"Enter"a basıp içeriğe geçin

İskandinavya Yol Notları-1

KUZEY IŞIKLARINA YOLCULUK 

Kuzey ışıklarını görmek amacıyla çıktığımız yolculuğumuzun ikinci haftasında girdiğimiz İskandinavya eşsiz doğasıyla bize birçok ilkleri yaşatacak heyecan dolu bir maceranın başlangıcı oldu. Müthiş doğası, yardımsever insanları, refah düzeyi yüksek hayat standartları, temiz ve düzenli yaşam alanları, kışa doğru alışması biraz zor olan az gün ışığı, kar fırtınaları, içinize işleyen ısıran soğuğu ve muhteşem kuzey ışıkları eşliğinde unutulmayacak anılar biriktirdiğimiz bir serüvendi.
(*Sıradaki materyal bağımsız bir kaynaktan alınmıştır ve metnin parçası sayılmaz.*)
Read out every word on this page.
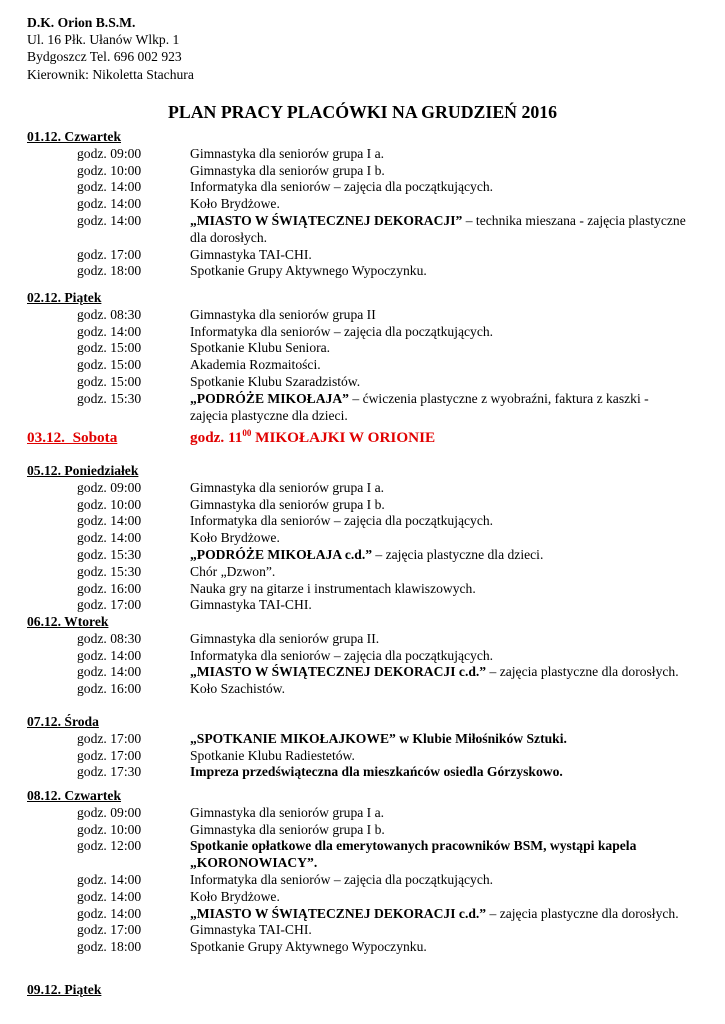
D.K. Orion B.S.M.
Ul. 16 Płk. Ułanów Wlkp. 1
Bydgoszcz Tel. 696 002 923
Kierownik: Nikoletta Stachura
PLAN PRACY PLACÓWKI NA GRUDZIEŃ 2016
01.12. Czwartek
godz. 09:00	Gimnastyka dla seniorów grupa I a.
godz. 10:00	Gimnastyka dla seniorów grupa I b.
godz. 14:00	Informatyka dla seniorów – zajęcia dla początkujących.
godz. 14:00	Koło Brydżowe.
godz. 14:00	„MIASTO W ŚWIĄTECZNEJ DEKORACJI” – technika mieszana - zajęcia plastyczne dla dorosłych.
godz. 17:00	Gimnastyka TAI-CHI.
godz. 18:00	Spotkanie Grupy Aktywnego Wypoczynku.
02.12. Piątek
godz. 08:30	Gimnastyka dla seniorów grupa II
godz. 14:00	Informatyka dla seniorów – zajęcia dla początkujących.
godz. 15:00	Spotkanie Klubu Seniora.
godz. 15:00	Akademia Rozmaitości.
godz. 15:00	Spotkanie Klubu Szaradzistów.
godz. 15:30	„PODRÓŻE MIKOŁAJA” – ćwiczenia plastyczne z wyobraźni, faktura z kaszki - zajęcia plastyczne dla dzieci.
03.12.  Sobota	godz. $11^{00}$ MIKOŁAJKI W ORIONIE
05.12. Poniedziałek
godz. 09:00	Gimnastyka dla seniorów grupa I a.
godz. 10:00	Gimnastyka dla seniorów grupa I b.
godz. 14:00	Informatyka dla seniorów – zajęcia dla początkujących.
godz. 14:00	Koło Brydżowe.
godz. 15:30	„PODRÓŻE MIKOŁAJA c.d.” – zajęcia plastyczne dla dzieci.
godz. 15:30	Chór „Dzwon”.
godz. 16:00	Nauka gry na gitarze i instrumentach klawiszowych.
godz. 17:00	Gimnastyka TAI-CHI.
06.12. Wtorek
godz. 08:30	Gimnastyka dla seniorów grupa II.
godz. 14:00	Informatyka dla seniorów – zajęcia dla początkujących.
godz. 14:00	„MIASTO W ŚWIĄTECZNEJ DEKORACJI c.d.” – zajęcia plastyczne dla dorosłych.
godz. 16:00	Koło Szachistów.
07.12. Środa
godz. 17:00	„SPOTKANIE MIKOŁAJKOWE” w Klubie Miłośników Sztuki.
godz. 17:00	Spotkanie Klubu Radiestetów.
godz. 17:30	Impreza przedświąteczna dla mieszkańców osiedla Górzyskowo.
08.12. Czwartek
godz. 09:00	Gimnastyka dla seniorów grupa I a.
godz. 10:00	Gimnastyka dla seniorów grupa I b.
godz. 12:00	Spotkanie opłatkowe dla emerytowanych pracowników BSM, wystąpi kapela „KORONOWIACY”.
godz. 14:00	Informatyka dla seniorów – zajęcia dla początkujących.
godz. 14:00	Koło Brydżowe.
godz. 14:00	„MIASTO W ŚWIĄTECZNEJ DEKORACJI c.d.” – zajęcia plastyczne dla dorosłych.
godz. 17:00	Gimnastyka TAI-CHI.
godz. 18:00	Spotkanie Grupy Aktywnego Wypoczynku.
09.12. Piątek
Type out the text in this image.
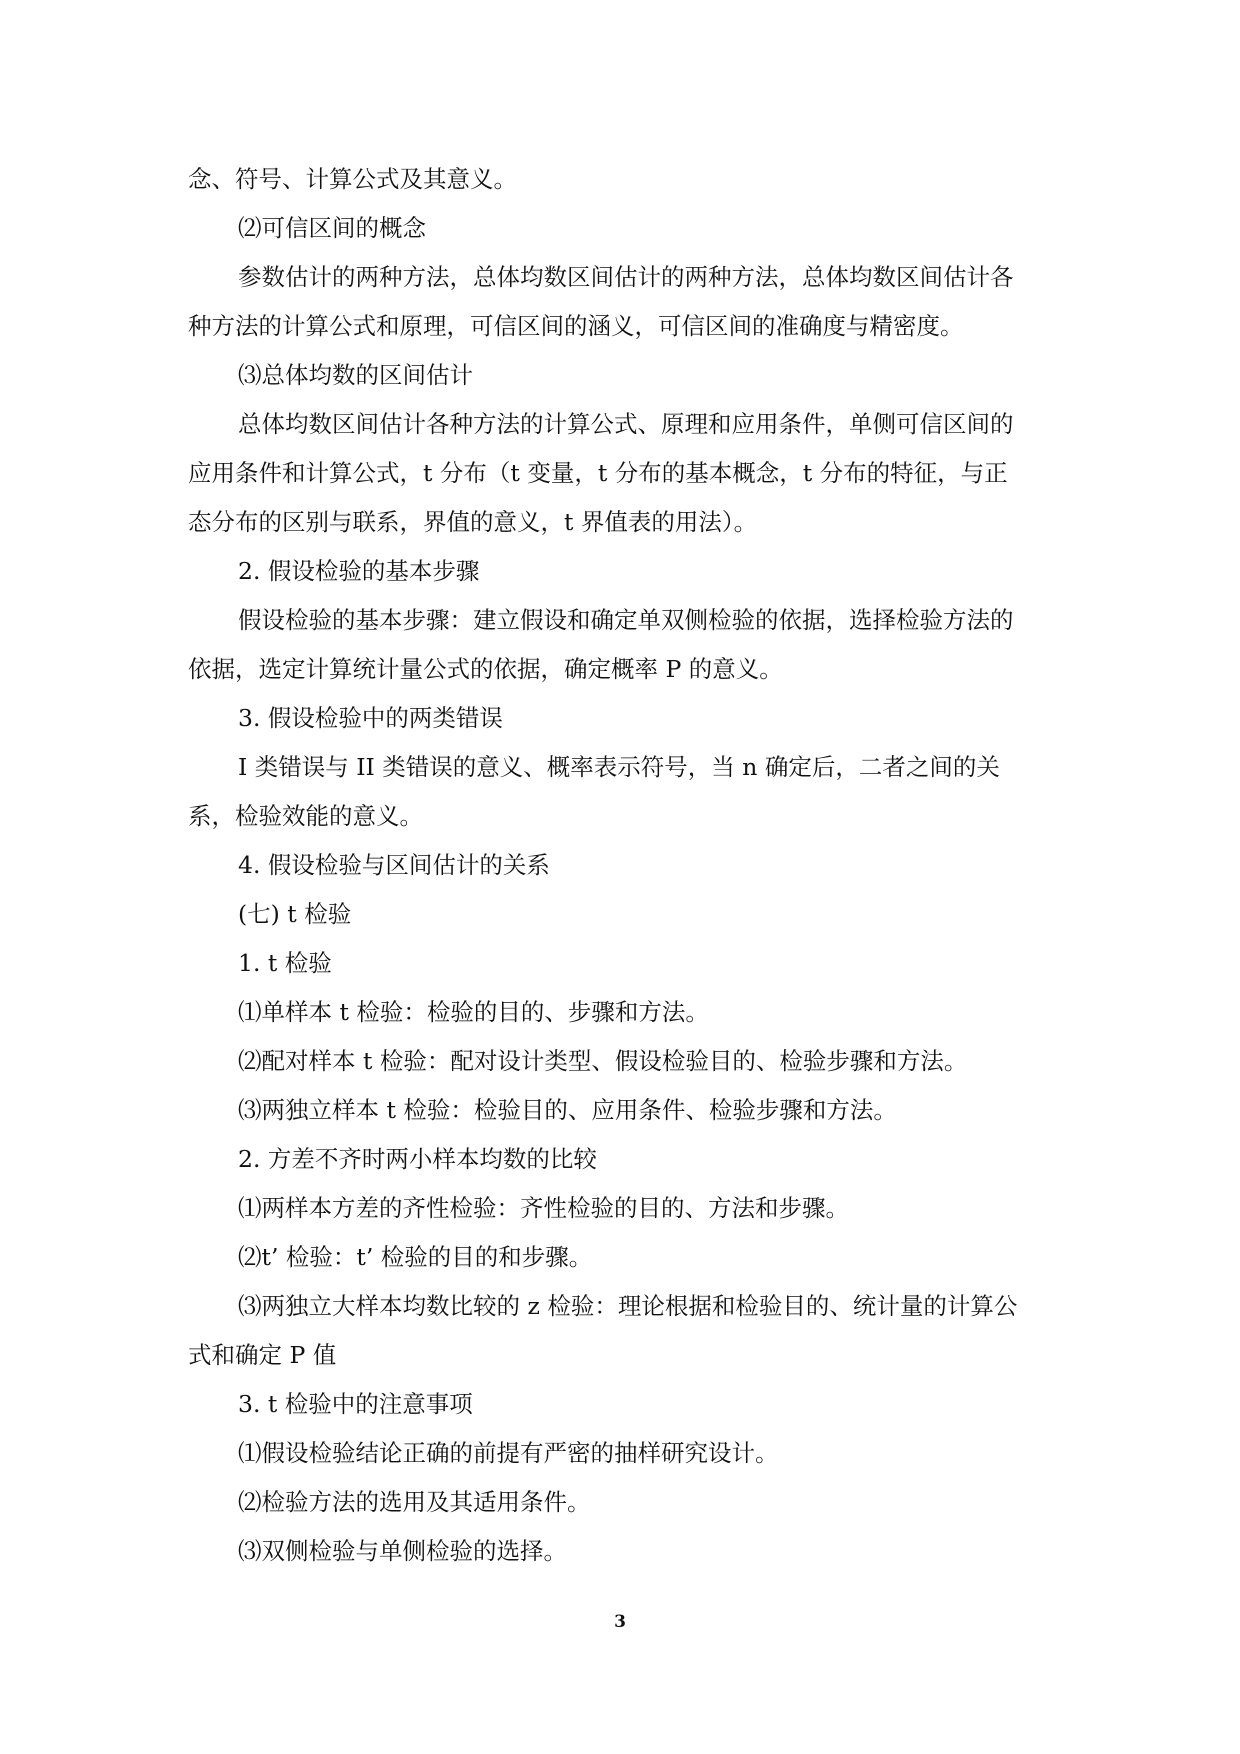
念、符号、计算公式及其意义。
⑵可信区间的概念
参数估计的两种方法，总体均数区间估计的两种方法，总体均数区间估计各
种方法的计算公式和原理，可信区间的涵义，可信区间的准确度与精密度。
⑶总体均数的区间估计
总体均数区间估计各种方法的计算公式、原理和应用条件，单侧可信区间的
应用条件和计算公式，t 分布（t 变量，t 分布的基本概念，t 分布的特征，与正
态分布的区别与联系，界值的意义，t 界值表的用法）。
2. 假设检验的基本步骤
假设检验的基本步骤：建立假设和确定单双侧检验的依据，选择检验方法的
依据，选定计算统计量公式的依据，确定概率 P 的意义。
3. 假设检验中的两类错误
I 类错误与 II 类错误的意义、概率表示符号，当 n 确定后，二者之间的关
系，检验效能的意义。
4. 假设检验与区间估计的关系
(七) t 检验
1. t 检验
⑴单样本 t 检验：检验的目的、步骤和方法。
⑵配对样本 t 检验：配对设计类型、假设检验目的、检验步骤和方法。
⑶两独立样本 t 检验：检验目的、应用条件、检验步骤和方法。
2. 方差不齐时两小样本均数的比较
⑴两样本方差的齐性检验：齐性检验的目的、方法和步骤。
⑵t’ 检验：t’ 检验的目的和步骤。
⑶两独立大样本均数比较的 z 检验：理论根据和检验目的、统计量的计算公
式和确定 P 值
3. t 检验中的注意事项
⑴假设检验结论正确的前提有严密的抽样研究设计。
⑵检验方法的选用及其适用条件。
⑶双侧检验与单侧检验的选择。
3
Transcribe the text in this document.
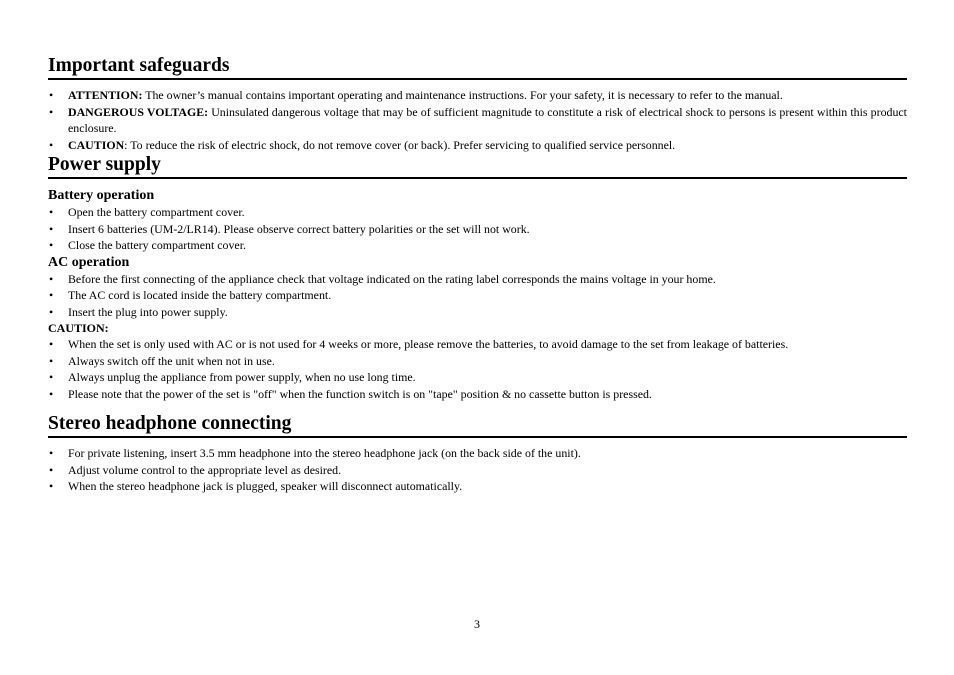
Important safeguards
• ATTENTION: The owner’s manual contains important operating and maintenance instructions. For your safety, it is necessary to refer to the manual.
• DANGEROUS VOLTAGE: Uninsulated dangerous voltage that may be of sufficient magnitude to constitute a risk of electrical shock to persons is present within this product enclosure.
• CAUTION: To reduce the risk of electric shock, do not remove cover (or back). Prefer servicing to qualified service personnel.
Power supply
Battery operation
• Open the battery compartment cover.
• Insert 6 batteries (UM-2/LR14). Please observe correct battery polarities or the set will not work.
• Close the battery compartment cover.
AC operation
• Before the first connecting of the appliance check that voltage indicated on the rating label corresponds the mains voltage in your home.
• The AC cord is located inside the battery compartment.
• Insert the plug into power supply.
CAUTION:
• When the set is only used with AC or is not used for 4 weeks or more, please remove the batteries, to avoid damage to the set from leakage of batteries.
• Always switch off the unit when not in use.
• Always unplug the appliance from power supply, when no use long time.
• Please note that the power of the set is "off" when the function switch is on "tape" position & no cassette button is pressed.
Stereo headphone connecting
• For private listening, insert 3.5 mm headphone into the stereo headphone jack (on the back side of the unit).
• Adjust volume control to the appropriate level as desired.
• When the stereo headphone jack is plugged, speaker will disconnect automatically.
3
Bu mevsimde gördüklerimiz bizi o kadar çok etkiledi ki ilk fırsatta bu coğrafyaya yazın da gelip gezmenin hayallerine kapıldık… Bizde bu kadar etki bırakan coğrafyayı inanın daha da uzun yazabilirdik ama çok uzatmamaya çalışarak iki bölüme ayırdık. İskandinavya Yol Notları-1 yazımızdan sonra İskandinavya Yol Notları-2 yazımıza da göz atmayı unutmayın 🙂

12 Ekim 2022 tarihinde Almanya’nın Baltık Denizi kıyısındaki Scharbeutz kasabasından ayrılıp Kopenhag’a doğru yolumuza devam ettik. Tavsiyeler üzerine Danimarka’ya geçmeden önce Almanya tarafında market alışverişimizi tamamladık. Almanya – Danimarka sınırında nereye gidiyorsunuz, ne kadar kalacaksınız gibi soruların ardından herhangi bir sorun yaşamadan yolumuza devam ettik.

DANİMARKA

Kopenhag’ın merkezine yarm saat mesafede DCU Campıng Absalon‘da kaldık. Kamp alanı saat 5 gibi kapanmıştı ancak geç gelenler için elektrik hizmeti alabileceğiniz park alanı mevcut. Gece bu alana 3-4 karavan geldi. Kamp alanının banyo ve tuvaletlerini kullanabiliyorsunuz.

Not: Sezon dışı olunca kuzey ülkelerinde kamp alanlarının çoğu kapalıydı. Bazı kamp alanlarında ise iletişim numarası bırakılmış ve aradığınızda yardımcı oluyorlar.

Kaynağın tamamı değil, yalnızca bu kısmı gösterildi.